Flagrances et Paréidolies
L’une dévisage quand l’autre envisage. Il est souvent question de visage, non loin de visée, puis de vision. Cela nous ramène peu à peu à la vue, à la prise de vue.
Dans nos photos, il n’y pas de reconnaissance immédiate, c’est ce qui perturbe au premier regard, qu’est-ce qu’une photo qui ne témoigne pas directement de ce qu’elle montre ?
Est-ce encore une photographie ?
Nous tentons d’appeler ce cheminement de la perception une vue haptique, pour la distancier de la vue optique que chacun comprend intuitivement comme la vision naturelle de l’œil. Nos photographies plus haptiques qu’optiques égarent le spectateur parce qu’elles demandent une attention de l’œil, du sens de la vue, afin de percevoir l’objet ou la scène du sujet photographié. Une lecture attentive, qui tâtonne afin de percevoir, qui cherche les distances et profondeurs, les volumes et les espaces, les pleins et les vides.
Il a suffi d’un temps d’obturation un peu long pour les lumières se mélangent et créent d’elles-mêmes une diversion de la réalité. Le haptique est ce mouvement dynamique de l’œil qui cherche à toucher pour mieux voir, à tâtonner l’espace pour en saisir les directions. Peu à peu l’œil va forger sa propre image révélant la scène réelle derrière le rendu artistique.
Ce mouvement fait écho à ces images qui nous apparaissent en une fulgurance, ces paréidolies que l’on perçoit dans les formes informes des nuages, dans les moirures des carrelages, dans les traces aléatoires d’un vieux mur décrépi.
La paréidolie est le processus mental qui consiste, face à des stimuli visuels ou auditifs, à tendre à reconnaître une forme familière dans un paysage, une fumée une tache d’encre…
Le mot est composé de la préposition para « à côté de, auprès de » suivie du nom eídôlon « simulacre, fantôme », diminutif de eîdos « apparence, forme ».
Nos photographies sont ainsi des paréidolies artistiques, non plus générées par notre processus mental mais déposées photographiquement sur papier, et il revient à chacun d’embarquer sur son œil haptique pour aller lire ces œuvres.
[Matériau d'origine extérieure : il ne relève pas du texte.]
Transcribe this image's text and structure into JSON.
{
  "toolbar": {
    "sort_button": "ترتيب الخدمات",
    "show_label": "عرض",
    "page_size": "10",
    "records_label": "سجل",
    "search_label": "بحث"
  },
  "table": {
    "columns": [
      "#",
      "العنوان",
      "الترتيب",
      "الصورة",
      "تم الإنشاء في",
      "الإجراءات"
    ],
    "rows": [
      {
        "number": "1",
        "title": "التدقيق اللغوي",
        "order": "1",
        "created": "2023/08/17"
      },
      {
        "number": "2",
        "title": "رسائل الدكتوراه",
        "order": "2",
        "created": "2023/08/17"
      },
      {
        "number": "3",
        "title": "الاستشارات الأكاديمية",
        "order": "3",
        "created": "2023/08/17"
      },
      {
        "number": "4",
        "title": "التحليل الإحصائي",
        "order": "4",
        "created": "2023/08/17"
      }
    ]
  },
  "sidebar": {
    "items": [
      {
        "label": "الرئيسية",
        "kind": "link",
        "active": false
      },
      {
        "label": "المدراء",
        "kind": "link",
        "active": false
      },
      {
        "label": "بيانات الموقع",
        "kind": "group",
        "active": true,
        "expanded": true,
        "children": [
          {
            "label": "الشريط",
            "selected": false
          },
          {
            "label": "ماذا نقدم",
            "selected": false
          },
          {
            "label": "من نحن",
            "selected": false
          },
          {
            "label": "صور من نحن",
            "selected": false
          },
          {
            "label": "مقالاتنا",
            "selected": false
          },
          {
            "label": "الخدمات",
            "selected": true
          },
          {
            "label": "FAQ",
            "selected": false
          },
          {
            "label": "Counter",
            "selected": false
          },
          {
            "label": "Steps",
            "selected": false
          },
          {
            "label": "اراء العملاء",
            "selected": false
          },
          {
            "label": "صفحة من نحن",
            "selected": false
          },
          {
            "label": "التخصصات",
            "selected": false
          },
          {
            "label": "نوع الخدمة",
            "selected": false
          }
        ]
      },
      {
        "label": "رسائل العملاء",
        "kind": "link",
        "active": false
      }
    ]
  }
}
A l’opposé de cette conception visuelles, nous trouvons la flagrance, celle-ci décrit l’état, le caractère brulant de quelque chose, qui vient du latin flagare, bruler, flamboyer. Un état encore chaud brulant, pris sur le vif, comme témoigne encore l’expression de flagrant délit.
La flagrance s’impose donc d’elle-même, d’une évidence brulante sans nul ajournement possible. En même elle ne dure pas longtemps, comme les flammes vite soufflées. La flagrance rejoint ainsi une forme de reconnaissance fulgurante et fugace qui a valeur d’empreinte nette et précise de ce qu’est la chose présentée.
Cela étant, lorsque dans nos jeux de paréidolie tout d’un coup surgit l’image précise d’une forme familière, reconnaissable, n’est-elle pas exposée à la vue telle une flagrance, c’est cela qui saute aux yeux et nulle autre interprétation.
Ainsi flagrance et paréidolie, bien que fort éloignées dans leur façon de distinguer les choses, de les individualiser, sont concomitantes dans leur processus d’élaboration de la perception visuelle.
Et cette perception visuelle est de l’ordre du haptique, un va et vient de l’œil qui cherche à saisir l’essence de la scène peu à peu dans ses mouvements à tâtons, pour en extraire le sens.
La flagrance se situerait alors comme la forme d’où sourd le sens tandis que la paréidolie serait l’informe d’où sourd l’essence, mais au final, dans la contemplation artistique les deux se rejoignent sur cette ligne de crête qu’est le regard haptique.